Saturday, October 15, 2016

Jackie (2016) New York Film Festival 2016

To be perfectly honest I bought tickets to the surprise screening of JACKIE as a goof. I could do it so I did it, I didn't want to really see it, but I figured it would be a way of hanging out and talking movies. Worse came to worse I could sell them and be done with it.

I didn't sell them instead I did go, with my friend Nora. I'm not sure either of us had high expectations for the film, but we bought the ticket and took the ride... and when it was done we both were shocked at how good the film really is. I think it's easily one of the best films at the New York Film Festival, and probably one of the best of the year-  as far as award bait films go and the whole year.

Set a week after the funeral of her husband JACKIE is a psychological portrait of Jackie Kennedy in the wake of the assassination. Based on an interview she gave to one of her friends the film delves into what she may have been thinking, feeling and doing. The events depicted are based on interviews, letters and recently released documents that put us into the head-space of the former First Lady.

All of the talk going into the film concerned Natalie Portman's performance as Jackie. The attention is being thrown her way because the film is all her. She is in almost every scene and every shot. She carries  the film. I know that some people who have never heard Jackie speak are going to be bothered by her cadences but if you look at the TV White House that forms part of the film, you'll quickly realize how right on Portman is. While she gets the voice right she also gets the soul right- or seems to. Here is a woman in mourning, who has fallen from the top of the pyramid and is now trying to find her way. Under normal circumstances it would be tough but as she is simply trying to process she is being paraded out for the cameras, plan a funeral and be removed from her home because the next president wants to move in. Its a masterful performance and will get Portman her next Oscar nomination.

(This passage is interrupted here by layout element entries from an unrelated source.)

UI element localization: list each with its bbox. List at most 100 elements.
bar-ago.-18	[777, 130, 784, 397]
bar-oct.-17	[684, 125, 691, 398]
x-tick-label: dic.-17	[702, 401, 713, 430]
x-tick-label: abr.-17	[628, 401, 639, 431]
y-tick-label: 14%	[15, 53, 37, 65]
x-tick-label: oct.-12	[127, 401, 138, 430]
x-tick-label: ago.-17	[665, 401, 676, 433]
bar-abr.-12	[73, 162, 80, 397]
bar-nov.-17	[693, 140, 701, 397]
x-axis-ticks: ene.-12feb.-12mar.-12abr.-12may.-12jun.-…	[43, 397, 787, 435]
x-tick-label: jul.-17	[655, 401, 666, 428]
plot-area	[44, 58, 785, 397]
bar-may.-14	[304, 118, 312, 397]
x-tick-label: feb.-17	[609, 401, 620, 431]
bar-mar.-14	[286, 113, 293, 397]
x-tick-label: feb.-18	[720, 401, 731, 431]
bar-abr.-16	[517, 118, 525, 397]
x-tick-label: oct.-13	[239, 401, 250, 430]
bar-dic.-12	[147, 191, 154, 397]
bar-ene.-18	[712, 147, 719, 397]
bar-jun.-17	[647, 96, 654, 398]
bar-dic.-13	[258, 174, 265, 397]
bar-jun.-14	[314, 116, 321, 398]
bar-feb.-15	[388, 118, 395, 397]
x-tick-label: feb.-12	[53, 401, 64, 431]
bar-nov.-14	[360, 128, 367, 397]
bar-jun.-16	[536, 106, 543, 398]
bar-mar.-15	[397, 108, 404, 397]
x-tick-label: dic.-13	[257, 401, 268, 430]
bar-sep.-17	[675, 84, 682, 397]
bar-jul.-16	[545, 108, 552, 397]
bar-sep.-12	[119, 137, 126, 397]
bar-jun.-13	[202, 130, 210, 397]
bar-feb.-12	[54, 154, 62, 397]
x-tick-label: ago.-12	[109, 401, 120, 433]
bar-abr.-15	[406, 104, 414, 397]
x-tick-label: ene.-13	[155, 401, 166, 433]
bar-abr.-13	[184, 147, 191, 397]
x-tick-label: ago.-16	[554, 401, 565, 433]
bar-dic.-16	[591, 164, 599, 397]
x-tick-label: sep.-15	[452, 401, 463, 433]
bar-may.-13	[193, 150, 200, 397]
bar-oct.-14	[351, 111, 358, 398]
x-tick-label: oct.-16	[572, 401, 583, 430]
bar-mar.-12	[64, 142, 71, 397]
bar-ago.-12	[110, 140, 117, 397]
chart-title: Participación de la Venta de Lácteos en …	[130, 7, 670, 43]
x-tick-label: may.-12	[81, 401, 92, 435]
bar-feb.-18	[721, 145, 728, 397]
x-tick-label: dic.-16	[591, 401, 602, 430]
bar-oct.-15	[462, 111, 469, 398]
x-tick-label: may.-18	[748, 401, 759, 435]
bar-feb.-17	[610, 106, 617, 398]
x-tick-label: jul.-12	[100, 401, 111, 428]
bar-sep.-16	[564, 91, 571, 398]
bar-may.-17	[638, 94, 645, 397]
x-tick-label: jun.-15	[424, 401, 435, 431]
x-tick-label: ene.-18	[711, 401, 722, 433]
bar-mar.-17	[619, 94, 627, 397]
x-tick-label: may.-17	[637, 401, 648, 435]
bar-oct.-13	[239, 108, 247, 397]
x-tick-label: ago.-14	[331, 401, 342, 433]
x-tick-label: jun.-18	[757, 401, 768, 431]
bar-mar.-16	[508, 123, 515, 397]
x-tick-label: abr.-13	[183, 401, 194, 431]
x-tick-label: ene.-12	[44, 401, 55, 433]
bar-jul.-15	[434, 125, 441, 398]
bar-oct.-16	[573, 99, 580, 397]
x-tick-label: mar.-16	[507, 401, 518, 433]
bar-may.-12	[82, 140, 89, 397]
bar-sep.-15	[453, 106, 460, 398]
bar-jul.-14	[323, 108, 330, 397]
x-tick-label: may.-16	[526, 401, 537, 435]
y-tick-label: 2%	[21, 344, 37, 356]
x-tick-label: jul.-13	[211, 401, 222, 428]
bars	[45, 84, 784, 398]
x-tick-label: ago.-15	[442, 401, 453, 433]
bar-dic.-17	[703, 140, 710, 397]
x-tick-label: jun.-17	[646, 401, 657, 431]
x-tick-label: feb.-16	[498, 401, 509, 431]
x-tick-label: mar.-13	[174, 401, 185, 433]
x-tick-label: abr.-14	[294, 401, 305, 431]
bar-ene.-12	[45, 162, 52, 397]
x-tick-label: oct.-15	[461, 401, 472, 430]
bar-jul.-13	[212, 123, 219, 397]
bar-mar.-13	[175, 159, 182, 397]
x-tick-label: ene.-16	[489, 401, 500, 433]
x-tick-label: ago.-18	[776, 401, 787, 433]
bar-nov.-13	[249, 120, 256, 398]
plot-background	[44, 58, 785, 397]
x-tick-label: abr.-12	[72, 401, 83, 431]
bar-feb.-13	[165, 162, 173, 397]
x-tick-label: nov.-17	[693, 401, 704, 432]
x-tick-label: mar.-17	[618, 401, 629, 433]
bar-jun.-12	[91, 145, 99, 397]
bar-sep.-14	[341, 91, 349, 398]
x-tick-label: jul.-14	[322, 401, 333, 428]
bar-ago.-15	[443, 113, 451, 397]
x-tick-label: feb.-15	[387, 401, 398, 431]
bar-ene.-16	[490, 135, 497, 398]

The rest of the cast is equally good with everyone disappearing into their roles pretty much completely.  I particularly loved John Hurt as a priest Jackie talks to. I don't believe it's based on anyone in particular but he is as good spiritual figure as I've see on screen in a very long time.

While I was initially not  in love with the film, somewhere about 15 minutes in the film clicked for me. I understood what it was doing  and how it was doing it and I fell under it's spell. What I loved was that despite the obvious music cues and emotional manipulation it sucks you in and makes you feel what Jackie (or this version of her at least) is feeling. The film's tricks hook you and drag you along and make you go "yea this is what it must have been like". Its masterful filmmaking.

Another thing that I loved is that the film never gets into gossip territory. The film doesn't throw brickbats at the Kennedys or the Johnsons or anyone. The film remains steadfastly a portrait of a woman in mourning and how she shaped history.

Highly touted for Portman's performance if nothing else, JACKIE is exactly the sort of film that should be playing at the New York Film Festival. In a year where many of the highest praised films at the festival fizzled or disappointed JACKIE transcended the norm and was something truly special. Here is a film that has all the bells and whistles and uses them to pack an emotional wallop.

To be honest there is much to say about the film and it's explorations of public and private life, of it's look at the forging of history and of the very human story of mourning but I really don't feel like discussing them. Frankly what I want to do is just sit back and enjoy the fact that JACKIE hit it out of the park and then some. I'm sure that  many people will be writing up the thematic elements and historical significance of the film. Let them. Me I'd rather just sit back and relax an ponder the film and occasionally mumble "Damn that's a good film" because sometimes that says it all.

Absolutely one of the best films at the New York Film Festival and a must see when the film opens December 2.